Conclusion: Additional sales tax could be taken into account in the computation, but a separate surcharge demand was not sustainable where the assessee was fully exempt from payment of sales tax for that year.
Issue (ii): whether the assessing authority could compute sales tax, additional sales tax and surcharge for the purpose of working out the exemption and cumulative tax concession under the notification
Analysis: The phrase "tax concession" in the notification was wide enough to include the benefit that would otherwise arise on account of sales tax, additional sales tax and surcharge.
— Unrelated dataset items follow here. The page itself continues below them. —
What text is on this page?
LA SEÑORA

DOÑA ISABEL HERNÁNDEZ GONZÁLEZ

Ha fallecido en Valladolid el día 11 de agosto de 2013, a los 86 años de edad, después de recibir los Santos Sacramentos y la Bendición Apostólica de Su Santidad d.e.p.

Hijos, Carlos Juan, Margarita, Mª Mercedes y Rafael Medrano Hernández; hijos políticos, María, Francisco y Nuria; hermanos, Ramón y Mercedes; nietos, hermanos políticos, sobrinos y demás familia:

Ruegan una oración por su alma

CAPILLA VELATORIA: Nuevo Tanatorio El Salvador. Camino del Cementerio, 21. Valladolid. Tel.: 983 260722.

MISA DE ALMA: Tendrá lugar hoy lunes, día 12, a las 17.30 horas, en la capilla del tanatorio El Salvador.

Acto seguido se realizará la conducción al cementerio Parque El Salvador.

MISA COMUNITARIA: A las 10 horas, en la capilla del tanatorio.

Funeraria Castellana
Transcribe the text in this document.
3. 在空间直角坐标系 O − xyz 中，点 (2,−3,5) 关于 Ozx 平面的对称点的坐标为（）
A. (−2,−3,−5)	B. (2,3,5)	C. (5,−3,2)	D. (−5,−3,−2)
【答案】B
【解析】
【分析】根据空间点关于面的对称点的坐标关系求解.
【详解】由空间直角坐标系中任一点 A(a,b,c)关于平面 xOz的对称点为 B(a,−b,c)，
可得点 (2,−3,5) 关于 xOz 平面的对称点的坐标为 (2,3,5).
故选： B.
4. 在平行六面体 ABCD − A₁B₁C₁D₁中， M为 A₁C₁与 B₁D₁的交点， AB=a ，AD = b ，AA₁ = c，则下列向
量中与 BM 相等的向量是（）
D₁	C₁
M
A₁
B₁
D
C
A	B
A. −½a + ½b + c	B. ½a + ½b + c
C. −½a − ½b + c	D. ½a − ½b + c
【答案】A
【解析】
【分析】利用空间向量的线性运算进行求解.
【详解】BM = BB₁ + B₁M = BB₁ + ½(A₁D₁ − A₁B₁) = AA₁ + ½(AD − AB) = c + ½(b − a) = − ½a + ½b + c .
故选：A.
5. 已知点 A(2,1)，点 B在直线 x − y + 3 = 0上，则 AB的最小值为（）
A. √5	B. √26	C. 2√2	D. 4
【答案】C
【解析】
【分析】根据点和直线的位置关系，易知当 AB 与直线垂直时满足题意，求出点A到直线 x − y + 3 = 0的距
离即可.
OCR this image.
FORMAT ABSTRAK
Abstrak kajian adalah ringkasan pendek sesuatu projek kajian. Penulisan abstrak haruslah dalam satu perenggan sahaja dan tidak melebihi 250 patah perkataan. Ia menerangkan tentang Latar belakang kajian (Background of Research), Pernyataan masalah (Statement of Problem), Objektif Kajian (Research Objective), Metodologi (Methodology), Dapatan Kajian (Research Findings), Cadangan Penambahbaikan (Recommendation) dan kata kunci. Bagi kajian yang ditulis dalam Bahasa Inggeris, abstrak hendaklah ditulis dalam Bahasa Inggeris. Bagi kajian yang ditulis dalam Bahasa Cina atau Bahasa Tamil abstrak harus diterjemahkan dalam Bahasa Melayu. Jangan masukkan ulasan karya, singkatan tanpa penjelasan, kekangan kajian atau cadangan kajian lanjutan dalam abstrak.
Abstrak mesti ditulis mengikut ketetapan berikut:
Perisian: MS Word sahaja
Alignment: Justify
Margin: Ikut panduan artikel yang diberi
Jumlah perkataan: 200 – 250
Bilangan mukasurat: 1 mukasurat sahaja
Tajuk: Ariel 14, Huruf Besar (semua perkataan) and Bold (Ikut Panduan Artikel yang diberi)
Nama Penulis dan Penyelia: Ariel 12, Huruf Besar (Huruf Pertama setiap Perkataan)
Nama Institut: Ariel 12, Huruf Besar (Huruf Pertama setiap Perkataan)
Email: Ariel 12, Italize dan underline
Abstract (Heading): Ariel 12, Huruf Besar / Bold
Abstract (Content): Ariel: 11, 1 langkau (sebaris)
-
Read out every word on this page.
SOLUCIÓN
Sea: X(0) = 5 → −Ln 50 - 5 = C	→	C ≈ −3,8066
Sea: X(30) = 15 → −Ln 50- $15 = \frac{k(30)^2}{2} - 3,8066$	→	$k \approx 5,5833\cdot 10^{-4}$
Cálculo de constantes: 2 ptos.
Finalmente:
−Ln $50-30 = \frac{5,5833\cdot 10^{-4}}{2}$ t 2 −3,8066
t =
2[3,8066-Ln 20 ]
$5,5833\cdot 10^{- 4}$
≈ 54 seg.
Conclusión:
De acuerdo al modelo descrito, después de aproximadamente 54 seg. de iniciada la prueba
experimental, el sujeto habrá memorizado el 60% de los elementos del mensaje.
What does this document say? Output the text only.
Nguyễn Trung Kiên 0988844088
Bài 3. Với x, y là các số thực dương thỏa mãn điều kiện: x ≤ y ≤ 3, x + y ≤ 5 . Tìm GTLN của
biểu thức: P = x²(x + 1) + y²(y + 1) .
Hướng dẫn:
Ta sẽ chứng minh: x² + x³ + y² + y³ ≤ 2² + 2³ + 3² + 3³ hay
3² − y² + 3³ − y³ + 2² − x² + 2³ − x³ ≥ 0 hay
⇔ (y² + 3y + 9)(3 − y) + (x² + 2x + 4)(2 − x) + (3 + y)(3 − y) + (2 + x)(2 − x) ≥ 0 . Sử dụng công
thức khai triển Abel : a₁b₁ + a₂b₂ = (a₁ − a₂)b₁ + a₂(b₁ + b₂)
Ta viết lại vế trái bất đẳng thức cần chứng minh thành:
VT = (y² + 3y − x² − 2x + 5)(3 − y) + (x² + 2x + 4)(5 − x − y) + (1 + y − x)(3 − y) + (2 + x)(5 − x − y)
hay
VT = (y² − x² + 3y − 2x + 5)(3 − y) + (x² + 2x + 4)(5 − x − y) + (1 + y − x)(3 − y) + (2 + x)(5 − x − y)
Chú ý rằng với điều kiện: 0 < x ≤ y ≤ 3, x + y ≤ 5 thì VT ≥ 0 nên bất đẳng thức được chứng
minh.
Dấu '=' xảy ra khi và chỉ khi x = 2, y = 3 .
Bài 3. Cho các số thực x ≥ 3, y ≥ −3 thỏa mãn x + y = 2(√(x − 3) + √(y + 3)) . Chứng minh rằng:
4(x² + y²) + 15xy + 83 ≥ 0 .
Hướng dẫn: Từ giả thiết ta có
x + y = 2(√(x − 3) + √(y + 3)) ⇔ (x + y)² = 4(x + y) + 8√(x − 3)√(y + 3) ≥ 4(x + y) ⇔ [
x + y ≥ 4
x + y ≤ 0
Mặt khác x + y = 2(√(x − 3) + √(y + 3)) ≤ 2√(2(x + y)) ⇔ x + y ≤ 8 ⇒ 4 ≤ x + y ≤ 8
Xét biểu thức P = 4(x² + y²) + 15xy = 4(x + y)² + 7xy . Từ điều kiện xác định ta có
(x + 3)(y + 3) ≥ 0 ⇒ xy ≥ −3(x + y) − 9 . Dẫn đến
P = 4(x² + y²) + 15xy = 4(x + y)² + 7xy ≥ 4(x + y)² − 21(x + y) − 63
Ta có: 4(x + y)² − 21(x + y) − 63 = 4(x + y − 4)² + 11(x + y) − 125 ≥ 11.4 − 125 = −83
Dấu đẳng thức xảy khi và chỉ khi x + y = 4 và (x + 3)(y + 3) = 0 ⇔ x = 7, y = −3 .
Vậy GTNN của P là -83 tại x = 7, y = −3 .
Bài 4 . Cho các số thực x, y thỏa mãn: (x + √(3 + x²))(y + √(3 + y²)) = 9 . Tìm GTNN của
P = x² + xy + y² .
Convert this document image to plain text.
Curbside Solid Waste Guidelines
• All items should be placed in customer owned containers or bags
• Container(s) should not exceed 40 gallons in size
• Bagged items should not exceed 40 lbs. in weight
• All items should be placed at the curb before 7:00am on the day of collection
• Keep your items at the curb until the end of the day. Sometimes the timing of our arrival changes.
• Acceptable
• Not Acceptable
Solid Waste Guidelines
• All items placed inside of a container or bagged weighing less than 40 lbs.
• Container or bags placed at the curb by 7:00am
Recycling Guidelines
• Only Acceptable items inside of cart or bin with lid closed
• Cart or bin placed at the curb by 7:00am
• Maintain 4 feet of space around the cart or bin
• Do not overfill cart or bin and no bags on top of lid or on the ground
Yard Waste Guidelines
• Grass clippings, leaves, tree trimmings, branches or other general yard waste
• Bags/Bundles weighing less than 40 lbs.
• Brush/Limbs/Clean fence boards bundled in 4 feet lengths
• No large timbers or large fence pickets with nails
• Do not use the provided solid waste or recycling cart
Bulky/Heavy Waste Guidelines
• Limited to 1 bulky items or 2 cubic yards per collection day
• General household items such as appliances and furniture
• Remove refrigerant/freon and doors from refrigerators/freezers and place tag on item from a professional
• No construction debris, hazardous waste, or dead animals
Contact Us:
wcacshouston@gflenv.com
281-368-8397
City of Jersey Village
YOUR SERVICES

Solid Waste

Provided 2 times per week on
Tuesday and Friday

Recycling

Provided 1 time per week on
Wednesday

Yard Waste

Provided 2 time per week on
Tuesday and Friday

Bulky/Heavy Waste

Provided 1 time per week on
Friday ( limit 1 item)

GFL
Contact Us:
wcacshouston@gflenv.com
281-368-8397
For determining whether the cumulative concession had crossed the prescribed ceiling, the authority was entitled to assess the aggregate liability under all three heads, even though the actual enforceability of surcharge depended on the existence of sales tax liability.
Conclusion: The assessing authority could compute sales tax, additional sales tax and surcharge for the limited purpose of granting exemption and determining the cumulative concession.
Final Conclusion: The revisions succeeded, the Tribunal's order was modified, and the assessments were to be recomputed in accordance with the above principles, with no separate demand for surcharge where full sales tax exemption applied.
Ratio Decidendi: Where a statutory notification exempts the tax payable on specified turnover, additional sales tax may form part of the notional computation for granting the exemption, but surcharge cannot be levied independently unless there is an underlying liability to pay sales tax.